In today’s fast-developing urban and rural environments, the condition of road infrastructure directly affects economic activity, public safety, and long-term sustainability. Roads form the arteries of national development, and yet a large percentage of pavements around the world continue to deteriorate prematurely due to inadequate design strategies, ineffective rehabilitation, and poor material selection. The Pavement Design and Rehabilitation Strategies for Roads training by Pideya Learning Academy has been specifically curated to equip civil engineering professionals with the tools, techniques, and frameworks necessary for designing and rehabilitating road pavements that meet both current and future performance demands.
Infrastructure maintenance has become a global priority, with the World Bank estimating that 1–2% of national GDP is lost each year due to poor infrastructure, especially failing roads. In the United States, the ASCE reports that over 43% of roads are in poor or mediocre condition, and similar trends are observed globally, particularly in developing regions. The rise in heavy traffic loads, extreme weather conditions, and expanding transport networks further increases the urgency for sustainable and cost-effective pavement solutions. These challenges create a compelling need for training that addresses both the theoretical and applied aspects of pavement engineering.
Pideya Learning Academy offers this training to strengthen the capabilities of engineers and infrastructure managers in understanding pavement behavior, evaluating existing conditions, and selecting rehabilitation strategies that optimize performance and lifecycle cost. The course integrates key industry knowledge with proven design methods to guide participants through material selection, subgrade evaluation, pavement thickness design, and performance forecasting.
The training program includes the following key highlights:
In-depth exploration of structural and functional pavement rehabilitation strategies that extend service life and enhance user comfort.
Evaluation of pavement condition using traffic data analysis, deflection testing, and surface distress surveys.
Application of MnPAVE-based pavement thickness design models integrated with subgrade assessment tools.
Selection of cost-effective rehabilitation methods based on lifecycle cost analysis, drainage conditions, and performance indicators.
Comprehensive review of pavement construction practices and their influence on long-term durability and performance.
Study of subgrade enhancement approaches for diverse soil types and climatic conditions.
Insight into sustainable pavement material selection, quality specifications, and environmental considerations.
Through this carefully structured training, participants are exposed to methodologies that align with globally accepted pavement engineering practices while being tailored for regional contexts and local challenges. From flexible and rigid pavements to composite structures and roller-compacted concrete surfaces, the course covers a broad spectrum of design alternatives and rehabilitation strategies.
Delivered by Pideya Learning Academy, the course emphasizes strategic thinking, lifecycle planning, and evidence-based decision-making in pavement management. Participants return to their roles with a refined skill set, able to influence infrastructure policy, contribute to national standards, or optimize asset management plans in both public and private sector environments.
Whether you’re involved in planning, designing, supervising, or maintaining road networks, this course is a gateway to mastering the principles and strategies that define resilient and high-performing pavements.

Key Takeaways:

• In-depth exploration of structural and functional pavement rehabilitation strategies that extend service life and enhance user comfort.
• Evaluation of pavement condition using traffic data analysis, deflection testing, and surface distress surveys.
• Application of MnPAVE-based pavement thickness design models integrated with subgrade assessment tools.
• Selection of cost-effective rehabilitation methods based on lifecycle cost analysis, drainage conditions, and performance indicators.
• Comprehensive review of pavement construction practices and their influence on long-term durability and performance.
• Study of subgrade enhancement approaches for diverse soil types and climatic conditions.
• Insight into sustainable pavement material selection, quality specifications, and environmental considerations.

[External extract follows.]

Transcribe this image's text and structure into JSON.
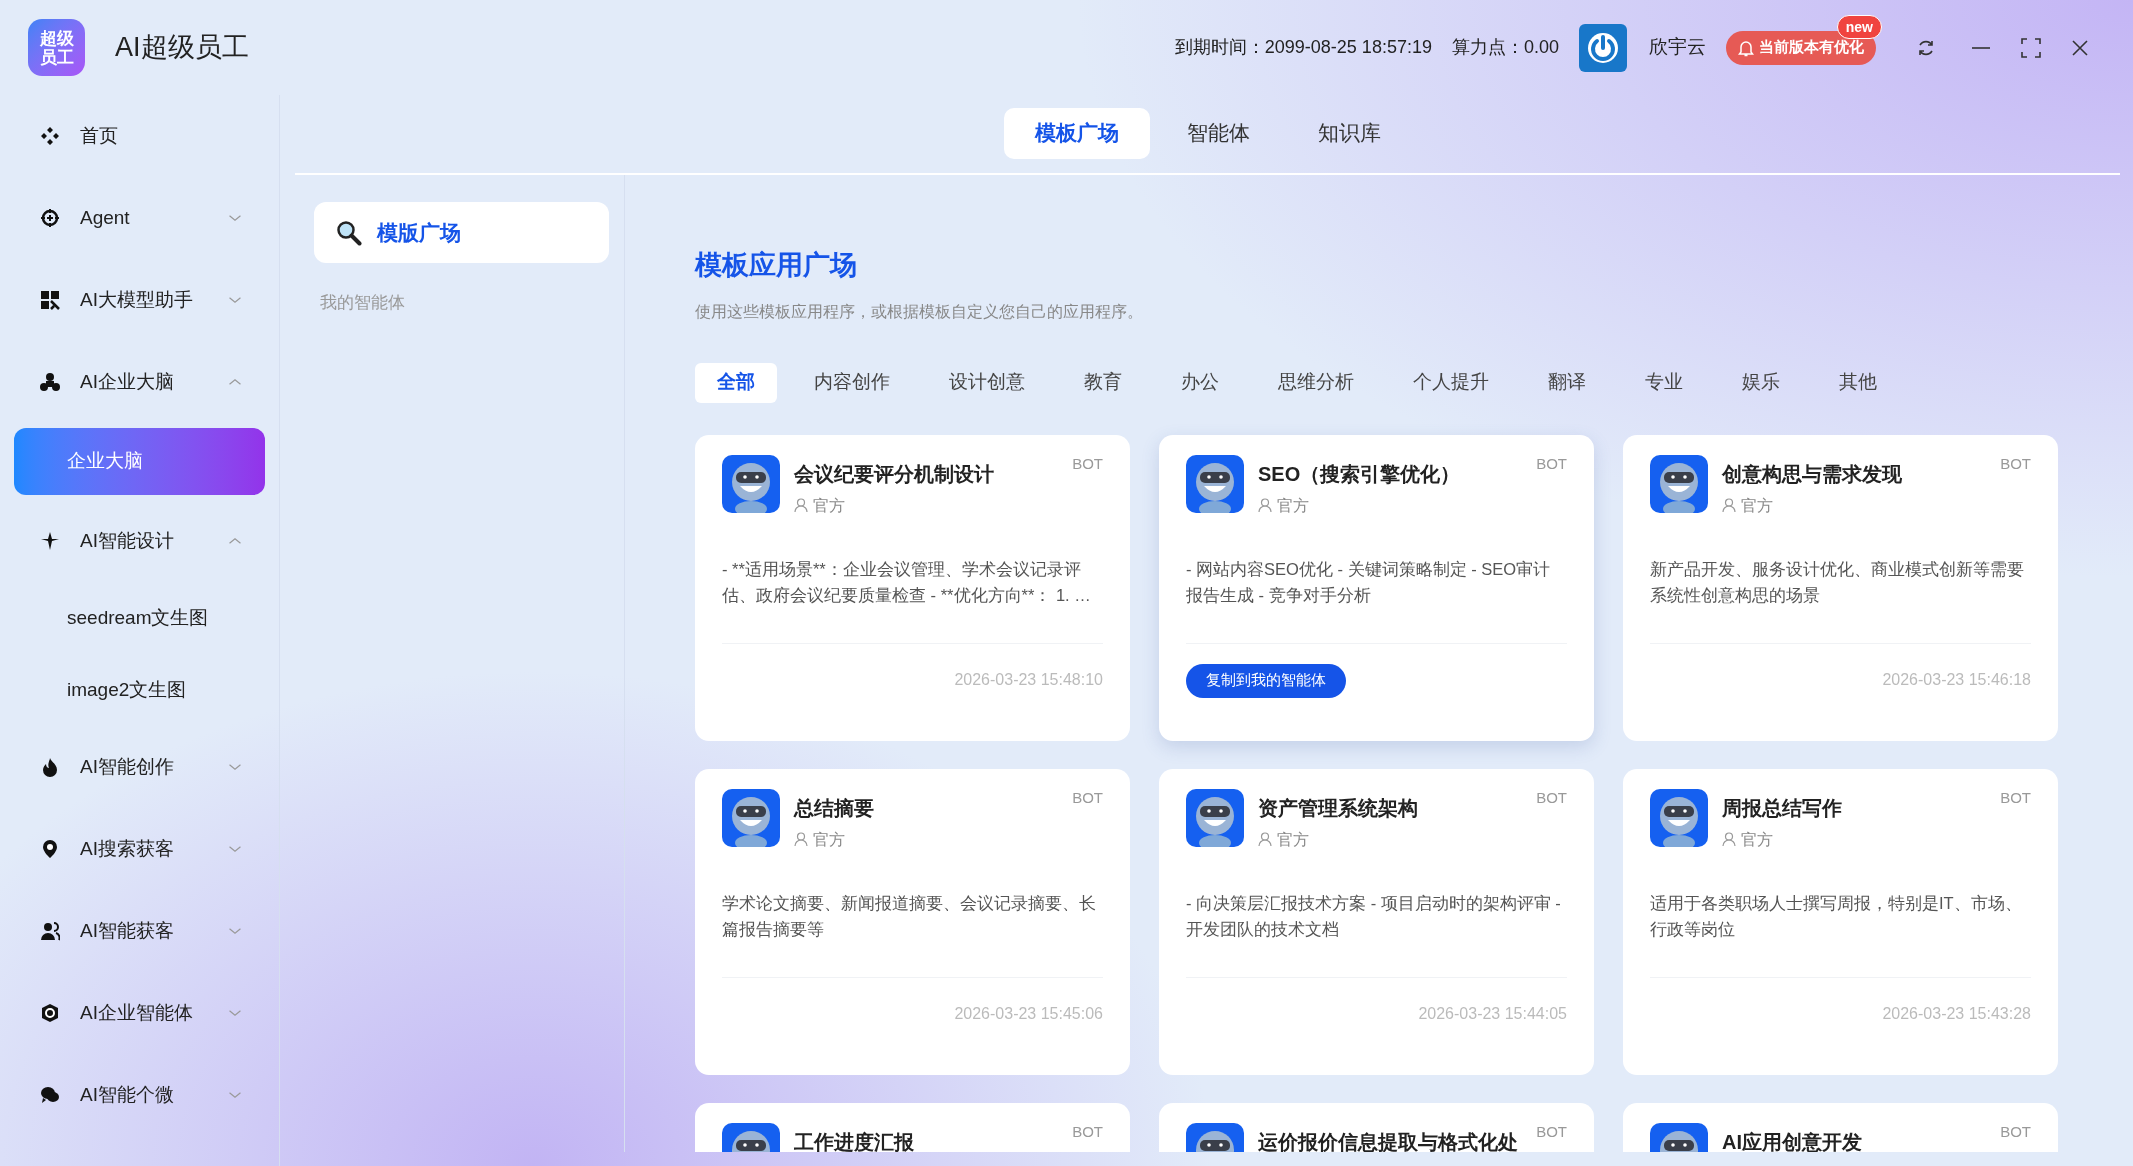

• In-depth exploration of structural and functional pavement rehabilitation strategies that extend service life and enhance user comfort.
• Evaluation of pavement condition using traffic data analysis, deflection testing, and surface distress surveys.
• Application of MnPAVE-based pavement thickness design models integrated with subgrade assessment tools.
• Selection of cost-effective rehabilitation methods based on lifecycle cost analysis, drainage conditions, and performance indicators.
• Comprehensive review of pavement construction practices and their influence on long-term durability and performance.
• Study of subgrade enhancement approaches for diverse soil types and climatic conditions.
• Insight into sustainable pavement material selection, quality specifications, and environmental considerations.